My first concern about the two protocols is mainly related to trackbacks, in fact. Basically, you need to manually enter the urls you want to send trackback pings to, unless of course both ends feature trackback auto-discovery. When they do, pingbacks and trackbacks mostly differ in the protocol they use (simple http post on the one side, xml-rpc on the other). A proper, usable protocol should require no user input whatsoever, except for the manual insertion of an anchor.

Then, there is link spam. A trackback or a pingback will let link spammers insert links toward their customers’ web sites. As I mentioned in a previous column, the rel=nofollow attribute will not stop spam, but it will damage the web. Thus, end users have very limited choices here: Either they’ve decent spam-protection tools or they’re turning trackbacks and pingbacks off. A proper protocol should include supervised and unsupervised machine learning features that auto-reject unwanted pings.

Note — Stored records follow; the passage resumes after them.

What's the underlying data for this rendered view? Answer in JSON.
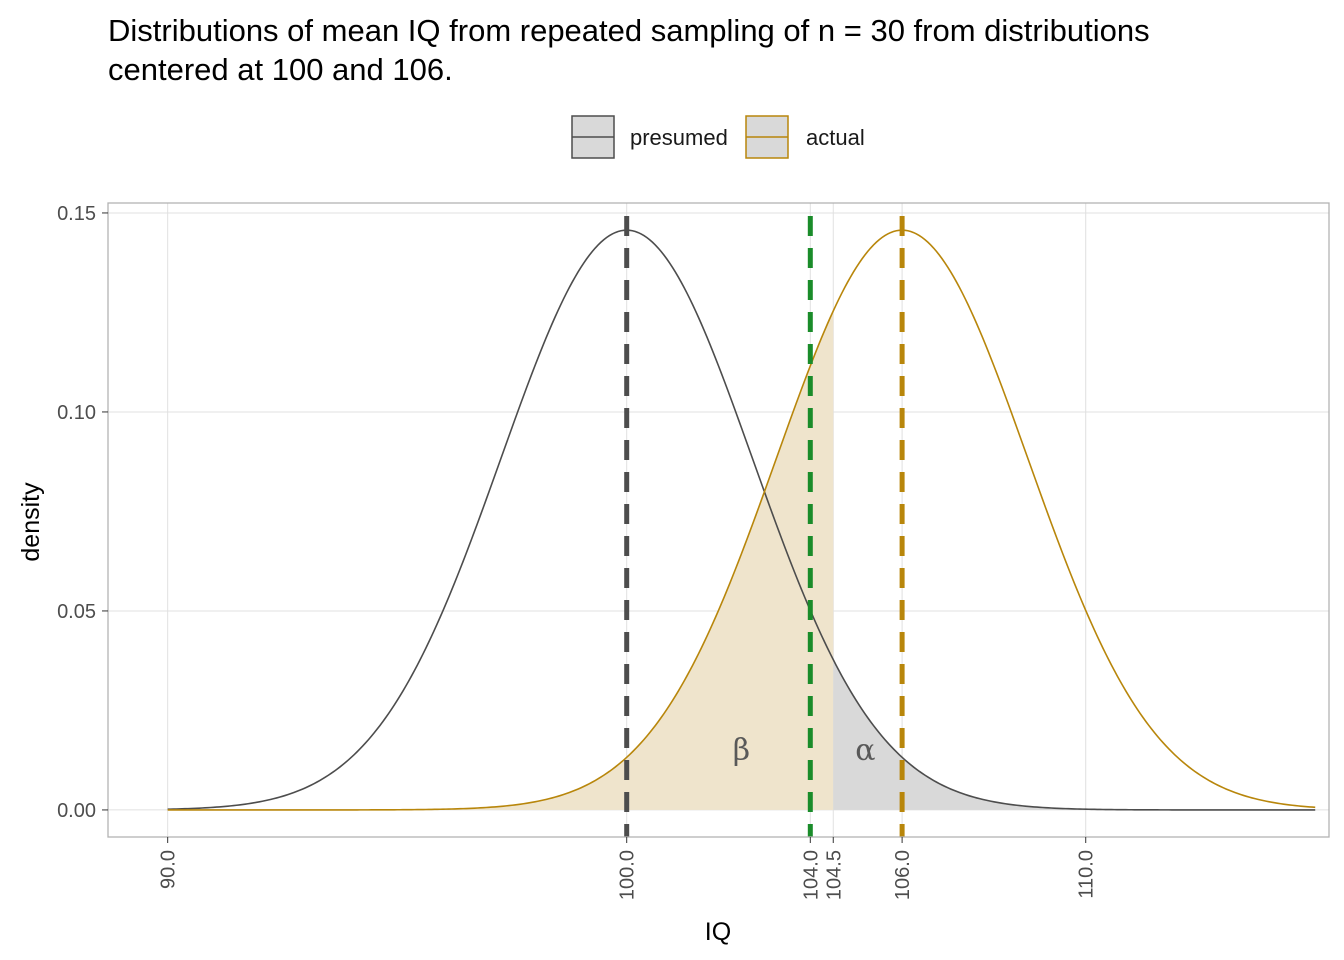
{
  "chart_data": {
    "type": "line",
    "title_lines": [
      "Distributions of mean IQ from repeated sampling of n = 30 from distributions",
      "centered at 100 and 106."
    ],
    "xlabel": "IQ",
    "ylabel": "density",
    "xlim": [
      88.7,
      115.3
    ],
    "ylim": [
      -0.0068,
      0.1525
    ],
    "x_ticks": [
      90,
      100,
      104,
      104.5,
      106,
      110
    ],
    "x_tick_labels": [
      "90.0",
      "100.0",
      "104.0",
      "104.5",
      "106.0",
      "110.0"
    ],
    "y_ticks": [
      0,
      0.05,
      0.1,
      0.15
    ],
    "y_tick_labels": [
      "0.00",
      "0.05",
      "0.10",
      "0.15"
    ],
    "grid": true,
    "legend_position": "top",
    "legend": [
      {
        "name": "presumed",
        "color": "#4d4d4d",
        "fill": "#d9d9d9"
      },
      {
        "name": "actual",
        "color": "#b8860b",
        "fill": "#efe4cc"
      }
    ],
    "series": [
      {
        "name": "presumed",
        "distribution": "normal",
        "mean": 100,
        "sd": 2.7386,
        "x_range": [
          90,
          115
        ],
        "color": "#4d4d4d"
      },
      {
        "name": "actual",
        "distribution": "normal",
        "mean": 106,
        "sd": 2.7386,
        "x_range": [
          90,
          115
        ],
        "color": "#b8860b"
      }
    ],
    "shaded_regions": [
      {
        "label": "β",
        "curve": "actual",
        "from": 90,
        "to": 104.5,
        "fill": "#efe4cc"
      },
      {
        "label": "α",
        "curve": "presumed",
        "from": 104.5,
        "to": 115,
        "fill": "#d9d9d9"
      }
    ],
    "vertical_lines": [
      {
        "x": 100,
        "color": "#4d4d4d",
        "style": "dashed"
      },
      {
        "x": 104,
        "color": "#1a8c2a",
        "style": "dashed"
      },
      {
        "x": 106,
        "color": "#b8860b",
        "style": "dashed"
      }
    ],
    "annotations": [
      {
        "text": "β",
        "x": 102.5,
        "y": 0.015
      },
      {
        "text": "α",
        "x": 105.2,
        "y": 0.015
      }
    ]
  }
}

Dead or irrelevant links also pose problems. Trackbacks and pingbacks should wither when the links die or are no longer relevant. Quite frankly, I’m amazed spammers still haven’t used this to promote their customers’ sites. You could imagine someone hiring a throng of chinese web surfers to trackback tens of blogs with more or less relevant comments. And redirect all these comments to doorway pages once the trackback pings are moderated. If anything, a proper protocol should auto-check and auto-wither links every once in a while.

Worse still, cloaking could make this problem even more nasty. You could imagine a spammer pretending to track your story, with a more or less relevant post. Then, memorize, say… the 10 first IP’s who click from your blog. Obviously, you’re likely to be in the lot. Any of these 10 IP’s will get a normal-looking web site, while everyone else would get, say… a porn site. A proper protocol should be cloak-proof.

Protocol-wise, there is the stateful nature of the trackback and pingback protocols, which generate unfriendly — not to say buggy — interfaces when it comes to post publishing. I’ve seen WordPress take minutes to publish posts several times, only to discover it did not manage to send every ping it was meant to send. A proper protocol should be stateless and should catch these faults with no user intervention.

Moreover, the active nature of the trackback and pingback protocols’ auto-discovery process is not relevant. If you publish a post, link to a site, and six month later the site implements pingbacks, a ping should occur at that time. Likewise, if you publish a post, and your web site fails to properly ping the web site you mention but stores you pinged it nevertheless there’s no easy way to correct this. A proper protocol should allow passive auto-discovery in addition to active auto-discovery.

Lastly, a proper protocol should process the related referrals and sort them by relevance. Referral spam set aside, the more traffic a link brings to your website, the greater the odds it is a relevant link. Assuming you only display the top-10 trackbacks, for instance, you wouldn’t care at all if a casino tracked your site. And you would eventually locate unauthoritative tracks, because they would bring you no traffic. Thus, a proper protocol should take a link’s authoritativeness into account at the very least.